The name and namespace of the event defines the scope of the event and the content of the event is in the field 'metadata' which is a Map<String, String>. Different Gobblin events may have different Keys in the 'metadata' Map.

The processed information and records are stored in corresponding staging tables first. The table DDL is in kafka_tracking.sql

GobblinTrackingEvent

WhereHows is tracking the GobblinTrackingEvent events with name='CompactionCompleted'.

An example metadata field has following format:

{  
  "azkabanJobId":"tracking-hourly-compaction",
  "partition":"2016/07/13/00",
  "metricContextID":"dafadfadsfasdfas",
  "recordCount":"157088",
  "dedupeStatus":"DEDUPED",
  "clusterIdentifier":"tarock",
  "azkabanProjectName":"Gobblin-Kafka",
  "datasetUrn":"/data/tracking/abc",
  "azkabanExecId":"1512",
  "metricContextName":"GobblinKafkaTrackingHourlyCompaction"
}

This events are processed through GobblinTrackingCompactionProcessor.java and the result is a 'GobblinTrackingCompactionRecord' and stored in the 'stg_kafka_gobblin_compaction' table.

GobblinTrackingEvent_lumos

In GobblinTrackingEvent_lumos events we are looking for name='DeltaPublished' or name='SnapshotPublished'.

An example metadata field has following format:

{
  "azkabanJobId": "lumos2-virtual-snapshot-builder",
  "Table": "GroupMemberCounts",
  "Dropdate": "1467526698875",
  "originTimestamp": "1467000000000000",
  "recordCount": "570",
  "VSBMapperInputCount": "0",
  "clusterIdentifier": "tarock",
  "azkabanFlowId": "lumos2-incremental",
  "metricContextName": "Lumos",
  "TargetDirectory": "/data/abc/1467526698875-PT-1561",
  "JobType": "VirtualSnapshotBuilder",
  "partition": "1467507599999-scn-570",
  "metricContextID": "89902742",
  "Database": "Leap",
  "DatasourceColo": "prod-lva1",
  "azkabanProjectName": "Lumos_V2_Prod",
  "datasetUrn": "/data/abc",
  "IsFull": "false",
  "azkabanExecId": "1470416"
}

This events are processed through GobblinTrackingLumosProcessor.java and the result is a 'GobblinTrackingLumosRecord' and stored in the 'stg_kafka_gobblin_lumos' table.

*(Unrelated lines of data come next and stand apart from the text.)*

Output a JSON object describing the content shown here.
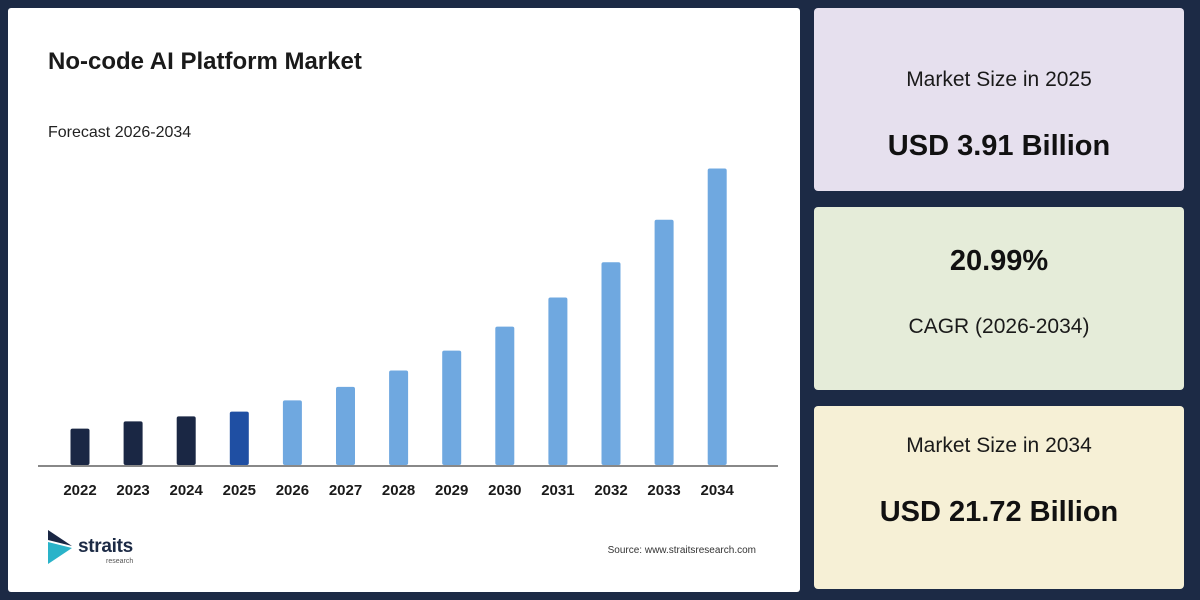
{
  "chart_data": {
    "type": "bar",
    "title": "No-code AI Platform Market",
    "subtitle": "Forecast 2026-2034",
    "categories": [
      "2022",
      "2023",
      "2024",
      "2025",
      "2026",
      "2027",
      "2028",
      "2029",
      "2030",
      "2031",
      "2032",
      "2033",
      "2034"
    ],
    "values": [
      2.66,
      3.2,
      3.56,
      3.91,
      4.73,
      5.72,
      6.92,
      8.38,
      10.14,
      12.27,
      14.85,
      17.96,
      21.72
    ],
    "bar_colors": [
      "#1a2744",
      "#1a2744",
      "#1a2744",
      "#1f4fa3",
      "#6fa8e0",
      "#6fa8e0",
      "#6fa8e0",
      "#6fa8e0",
      "#6fa8e0",
      "#6fa8e0",
      "#6fa8e0",
      "#6fa8e0",
      "#6fa8e0"
    ],
    "ylim": [
      0,
      23
    ],
    "xlabel": "",
    "ylabel": "",
    "grid": false
  },
  "logo": {
    "name": "straits",
    "sub": "research",
    "icon": "straits-logo-arrow-icon"
  },
  "source": "Source: www.straitsresearch.com",
  "kpis": [
    {
      "label": "Market Size in 2025",
      "value": "USD 3.91 Billion",
      "bg": "#e6e0ee"
    },
    {
      "label": "CAGR (2026-2034)",
      "value": "20.99%",
      "bg": "#e5ecd9"
    },
    {
      "label": "Market Size in 2034",
      "value": "USD 21.72 Billion",
      "bg": "#f6f0d6"
    }
  ]
}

GobblinTrackingEvent_distcp_ng

WhereHows is tracking the GobblinTrackingEvent_distcp_ng events with name='DatasetPublished'.

An example metadata field has following format:

{
  "jobName": "DistcpHiveTracking",
  "azkabanJobId": "data-tracking-hive-copy",
  "upstreamTimestamp": "1467526698875",
  "originTimestamp": "1468135417671",
  "clusterIdentifier": "ltx1",
  "azkabanFlowId": "data-tracking-hive-copy",
  "metricContextName": "gobblin.data.management.copy.publisher.CopyDataPublisher",
  "jobId": "job_DistcpHiveTracking",
  "partition": "[\"2016-07-10-00\"]",
  "metricContextID": "24706980",
  "azkabanProjectName": "distcp-ng",
  "datasetUrn": "tracking@abc",
  "class": "gobblin.data.management.copy.publisher.CopyDataPublisher",
  "azkabanExecId": "679377"
}

This events are processed through GobblinTrackingDistcpNgProcessor.java and the result is a 'GobblinTrackingDistcpNgRecord' and stored in the 'stg_kafka_gobblin_distcp' table.